Here are a few tips on how to create a compelling narrative:
Inculcate A Hypothesis Answering Approach: When asked a business question, begin with a few hypotheses that you can explore in your analysis. This helps to develop a framework to answer the ‘why’ in the analysis. These hypotheses can be formulated by asking stakeholders what they think (by doing high level exploratory analysis or even through anecdotes). This exploration will often force you to consider multiple sources of data, which in turn will make your analysis more comprehensive. However, be prepared to pivot your hypothesis if it is not reflected in the numbers or if you come across a data point that refutes it. The evolved hypothesis will then act as the skeleton of your report. For instance, you may begin by laying the context: “Sales were down this quarter.” The next slide would answer a hypothesis, such as: “Were sales down in a certain region/demographics?”, followed by a drill down into something more specific: “Was it a specific type of product? Was the drop driven by value or frequency?”, and so on. At this point you may want to consider overlaying a third party data point to address potential blind spots in your internal numbers; consumer confidence indices or economic metrics can help explain if something like inflation has played a role as well.
Less Is More When It Comes to Visualisations: A big challenge of data storytelling is to hit the optimum threshold of data absorption. You need to manage conveying bucket loads of information without overwhelming the audience. As a practice, I try to follow a rule in my reports: one slide with a maximum of two charts to answer the hypothesis. One way to adhere to this rule is to use callouts (in the form of comments or colour coded symbols) instead of another chart/table, to highlight significant variances in behaviours within subsets. Similarly, you need to keep the key takeaways specific and concise – ideally a key takeaway should be no longer than a single sentence. It is also important to ensure that your charts are linked to each other (it helps connect the slides to each other). Generally, I try to ensure that the charts on the same slide reinforce each other by making a similar point to validate a hypothesis.
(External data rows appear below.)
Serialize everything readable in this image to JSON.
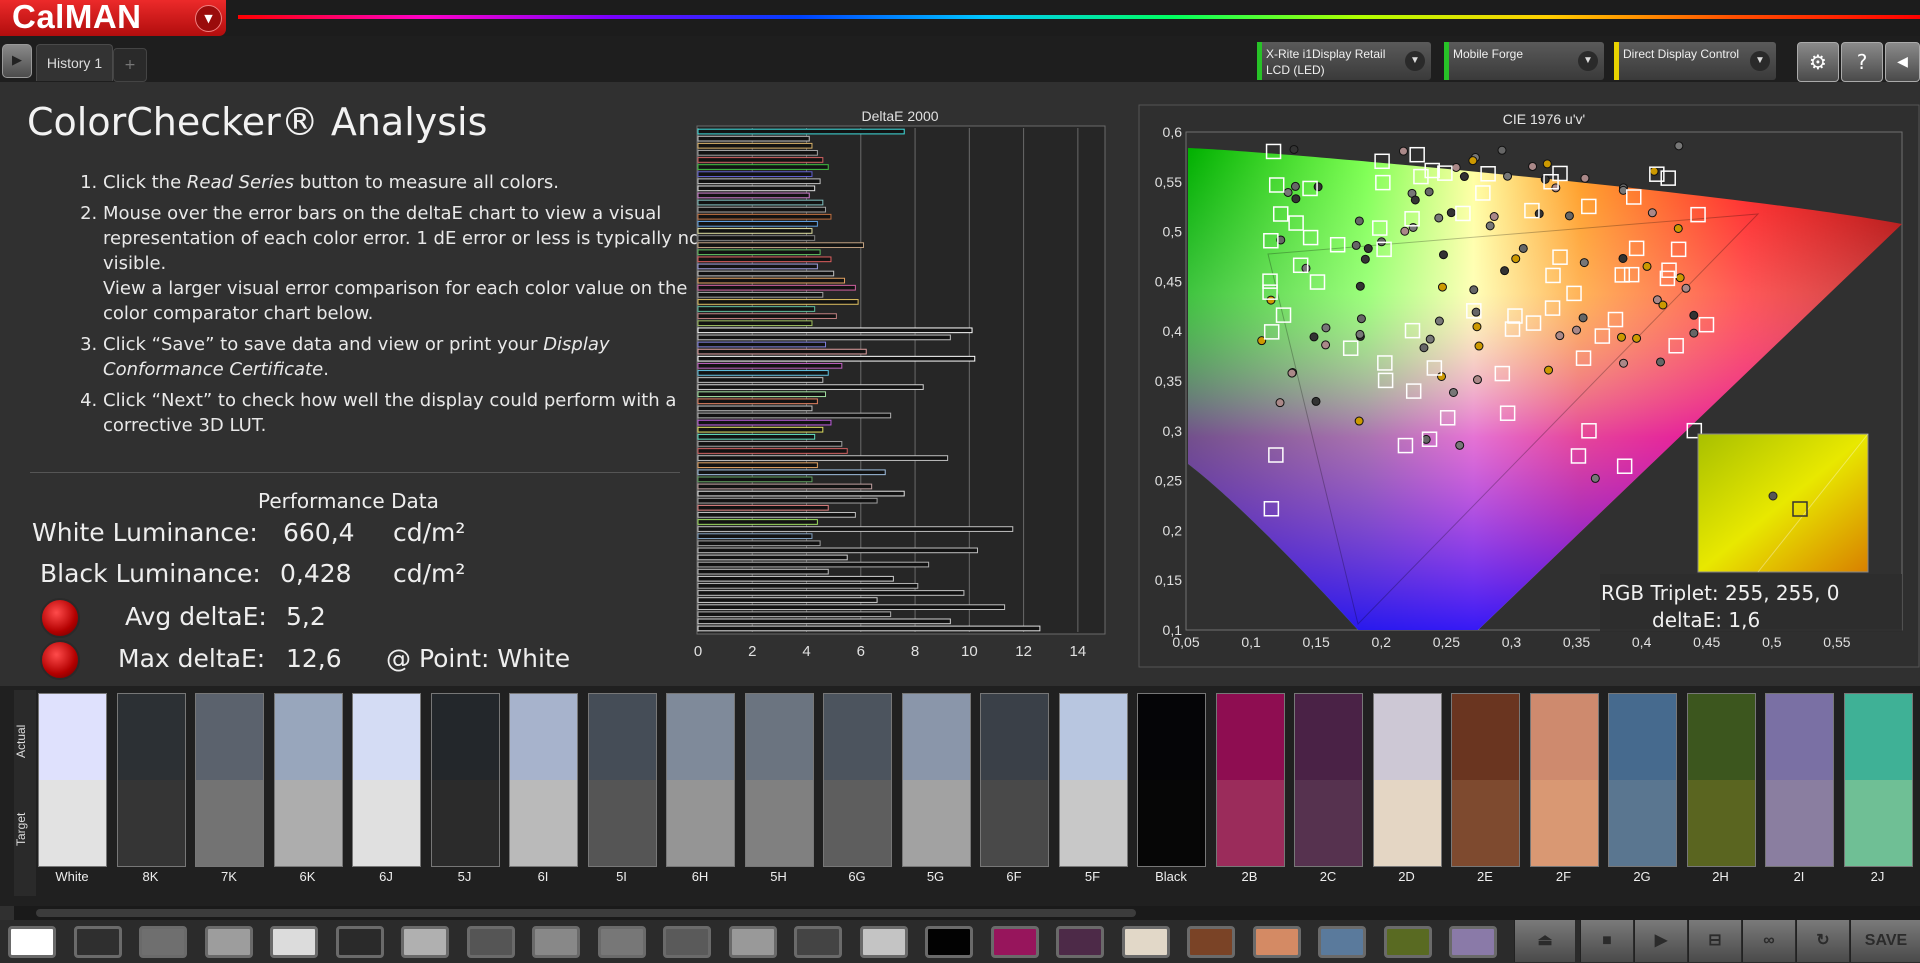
{
  "app": {
    "logo": "CalMAN",
    "menu_arrow": "▼"
  },
  "tabs": [
    {
      "label": "History 1"
    }
  ],
  "tab_add": "+",
  "devices": [
    {
      "line1": "X-Rite i1Display Retail",
      "line2": "LCD (LED)",
      "stripe": "#27c227"
    },
    {
      "line1": "Mobile Forge",
      "line2": "",
      "stripe": "#27c227"
    },
    {
      "line1": "Direct Display Control",
      "line2": "",
      "stripe": "#e8d200"
    }
  ],
  "toolbar_icons": [
    "gear-icon",
    "help-icon",
    "collapse-icon"
  ],
  "page": {
    "title": "ColorChecker® Analysis",
    "instructions": [
      {
        "before": "Click the ",
        "em": "Read Series",
        "after": " button to measure all colors."
      },
      {
        "before": "Mouse over the error bars on the deltaE chart to view a visual representation of each color error. 1 dE error or less is typically not visible.",
        "extra": "View a larger visual error comparison for each color value on the color comparator chart below."
      },
      {
        "before": "Click “Save” to save data and view or print your ",
        "em": "Display Conformance Certificate",
        "after": "."
      },
      {
        "before": "Click “Next” to check how well the display could perform with a corrective 3D LUT."
      }
    ]
  },
  "performance": {
    "title": "Performance Data",
    "white_label": "White Luminance:",
    "white_value": "660,4",
    "white_unit": "cd/m²",
    "black_label": "Black Luminance:",
    "black_value": "0,428",
    "black_unit": "cd/m²",
    "avg_label": "Avg deltaE:",
    "avg_value": "5,2",
    "max_label": "Max deltaE:",
    "max_value": "12,6",
    "point_label": "@ Point: White"
  },
  "cie": {
    "title": "CIE 1976 u'v'",
    "x_ticks": [
      "0,05",
      "0,1",
      "0,15",
      "0,2",
      "0,25",
      "0,3",
      "0,35",
      "0,4",
      "0,45",
      "0,5",
      "0,55"
    ],
    "y_ticks": [
      "0,6",
      "0,55",
      "0,5",
      "0,45",
      "0,4",
      "0,35",
      "0,3",
      "0,25",
      "0,2",
      "0,15",
      "0,1"
    ],
    "tooltip_triplet": "RGB Triplet: 255, 255, 0",
    "tooltip_de": "deltaE: 1,6"
  },
  "chart_data": {
    "type": "bar",
    "title": "DeltaE 2000",
    "orientation": "horizontal",
    "xlim": [
      0,
      15
    ],
    "x_ticks": [
      "0",
      "2",
      "4",
      "6",
      "8",
      "10",
      "12",
      "14"
    ],
    "values": [
      7.6,
      4.1,
      4.2,
      4.4,
      4.6,
      4.8,
      4.2,
      4.5,
      4.3,
      4.1,
      4.6,
      4.7,
      4.9,
      4.4,
      4.2,
      4.3,
      6.1,
      4.5,
      4.9,
      4.4,
      5.0,
      5.4,
      5.8,
      4.6,
      5.9,
      4.3,
      5.1,
      4.2,
      10.1,
      9.3,
      4.7,
      6.2,
      10.2,
      5.3,
      4.8,
      4.6,
      8.3,
      4.7,
      4.4,
      4.2,
      7.1,
      4.9,
      4.6,
      4.3,
      5.3,
      5.5,
      9.2,
      4.4,
      6.9,
      4.2,
      6.4,
      7.6,
      6.6,
      4.8,
      5.8,
      4.4,
      11.6,
      4.2,
      4.5,
      10.3,
      5.5,
      8.5,
      4.8,
      7.2,
      8.1,
      9.8,
      6.6,
      11.3,
      7.1,
      9.3,
      12.6
    ],
    "bar_colors": [
      "#40e0e0",
      "#c0c0c0",
      "#d9b26a",
      "#a0a0a0",
      "#d06060",
      "#40c040",
      "#6060d0",
      "#c0c0c0",
      "#e0e0e0",
      "#d080d0",
      "#80c0c0",
      "#a0a0a0",
      "#c07040",
      "#60a0e0",
      "#e0e0a0",
      "#808080",
      "#c0a080",
      "#60c060",
      "#e06060",
      "#a0a0e0",
      "#c0c0c0",
      "#e0a060",
      "#d060a0",
      "#a0a0a0",
      "#e0c060",
      "#60c0a0",
      "#c08080",
      "#a0c060",
      "#ffffff",
      "#c0c0c0",
      "#8080e0",
      "#e0a0a0",
      "#ffffff",
      "#c060c0",
      "#60c0e0",
      "#c0c0c0",
      "#d0d0d0",
      "#a0e0a0",
      "#e08060",
      "#c0c0c0",
      "#b0b0b0",
      "#c060e0",
      "#e0e060",
      "#60e0c0",
      "#a0a0a0",
      "#d06060",
      "#c0c0c0",
      "#e0a060",
      "#a0c0e0",
      "#60a060",
      "#c0a0a0",
      "#e0e0e0",
      "#a0a0a0",
      "#e08080",
      "#c0c0c0",
      "#a0e060",
      "#c0c0c0",
      "#80a0c0",
      "#a0a0a0",
      "#c0c0c0",
      "#d0d0d0",
      "#b0b0b0",
      "#c0c0c0",
      "#d0d0d0",
      "#b0b0b0",
      "#c0c0c0",
      "#d0d0d0",
      "#c0c0c0",
      "#b0b0b0",
      "#d0d0d0",
      "#e0e0e0"
    ]
  },
  "swatches": [
    {
      "name": "White",
      "actual": "#dfe1fd",
      "target": "#e2e2e2"
    },
    {
      "name": "8K",
      "actual": "#2c3034",
      "target": "#353535"
    },
    {
      "name": "7K",
      "actual": "#5b626d",
      "target": "#737373"
    },
    {
      "name": "6K",
      "actual": "#98a6bc",
      "target": "#adadad"
    },
    {
      "name": "6J",
      "actual": "#d4dcf4",
      "target": "#e0e0e0"
    },
    {
      "name": "5J",
      "actual": "#23272b",
      "target": "#2b2b2b"
    },
    {
      "name": "6I",
      "actual": "#a7b3cc",
      "target": "#bababa"
    },
    {
      "name": "5I",
      "actual": "#454d57",
      "target": "#555555"
    },
    {
      "name": "6H",
      "actual": "#7f8a9a",
      "target": "#959595"
    },
    {
      "name": "5H",
      "actual": "#6b7480",
      "target": "#808080"
    },
    {
      "name": "6G",
      "actual": "#4c545e",
      "target": "#5e5e5e"
    },
    {
      "name": "5G",
      "actual": "#8a96aa",
      "target": "#a2a2a2"
    },
    {
      "name": "6F",
      "actual": "#3a4048",
      "target": "#494949"
    },
    {
      "name": "5F",
      "actual": "#b8c6e0",
      "target": "#c8c8c8"
    },
    {
      "name": "Black",
      "actual": "#050507",
      "target": "#060606"
    },
    {
      "name": "2B",
      "actual": "#8e0d51",
      "target": "#9b2c5b"
    },
    {
      "name": "2C",
      "actual": "#4a2246",
      "target": "#56324f"
    },
    {
      "name": "2D",
      "actual": "#cdc8d5",
      "target": "#e4d6c4"
    },
    {
      "name": "2E",
      "actual": "#6a3520",
      "target": "#7e4a2f"
    },
    {
      "name": "2F",
      "actual": "#ce8a6e",
      "target": "#d99873"
    },
    {
      "name": "2G",
      "actual": "#466a8e",
      "target": "#5a7690"
    },
    {
      "name": "2H",
      "actual": "#3c561e",
      "target": "#5a6520"
    },
    {
      "name": "2I",
      "actual": "#7a70a4",
      "target": "#8a7ea0"
    },
    {
      "name": "2J",
      "actual": "#3fb196",
      "target": "#6fbf95"
    }
  ],
  "swatch_row_labels": {
    "actual": "Actual",
    "target": "Target"
  },
  "bottom_chips": [
    "#ffffff",
    "#2f2f2f",
    "#6f6f6f",
    "#9d9d9d",
    "#dcdcdc",
    "#2a2a2a",
    "#b0b0b0",
    "#555555",
    "#888888",
    "#777777",
    "#5a5a5a",
    "#999999",
    "#444444",
    "#c4c4c4",
    "#020202",
    "#97155c",
    "#4d2a48",
    "#e2d8c8",
    "#7a4326",
    "#d48a64",
    "#5a7a9c",
    "#596a22",
    "#8a7aa8"
  ],
  "bottom_controls": {
    "save": "SAVE"
  }
}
Next, I try to ensure that each slide builds on a point made in the previous one. When presenting, I try to end every slide on a data point that will be explored in the next one. This allows for a natural progression of the report’s narrative – which is the ‘story’.
Make Numbers Relatable: “We need to particularise so that we are not anesthetised by the sheer volume of the numbers,” said Ken Burns, a documentary filmmaker, when asked how he made the scale of the Holocaust more relatable to the average person. Leverage qualitative data points to bring proportions and numbers to life. I add snapshots of tweets and social media comments to explain a behaviour, as well as snatches of something I may have heard in focus groups or in interviews. I have even played back actual responses given on telephone surveys to contextualise behaviours. Framing a hypothesis in terms of behaviour enables audiences to draw a line between action and numbers, paving the way for follow-ups and further exploration. For example, in your first party data you may observe that customers in a certain market buy your product only once in their lifetime, while the market research findings may show that you are considered a premium brand. You may ask your audience if it is safe to assume that people think your product is a once in a lifetime purchase and get their opinion on it. Keep in mind, using qualitative data is an attempt to explain the numbers – it is not an all-encompassing answer.
The Number of Pages/Slides Will Never Reflect the True Effort: Data analysis is a never ending process, and one has to look at data from multiple angles to derive insights. The challenge is stopping yourself before entering the void of analysis paralysis. As your hypotheses evolve and you start to pick up trends, you have to decide which data points and visualisations best reflect the point you are trying to make without numbing the audience. I like to split my reports into a main section that contains the most important insights, and then have an appendix that gives more details or other information. I once heard a story of a stakeholder telling an analytics firm something along the lines of: “We paid you $100,000 for just 10 slides? Each slide better be worth $10,000.” I think the blame lies on all sides. For some reason, the number of pages in a report reflect value for a stakeholder. In their defence, a lot of reports tend to be meaningless tables and clumsily put together charts. Having said this, effective data storytelling negates most of these concerns. Your stakeholders already know ‘what’ is happening. They want to know ‘why’.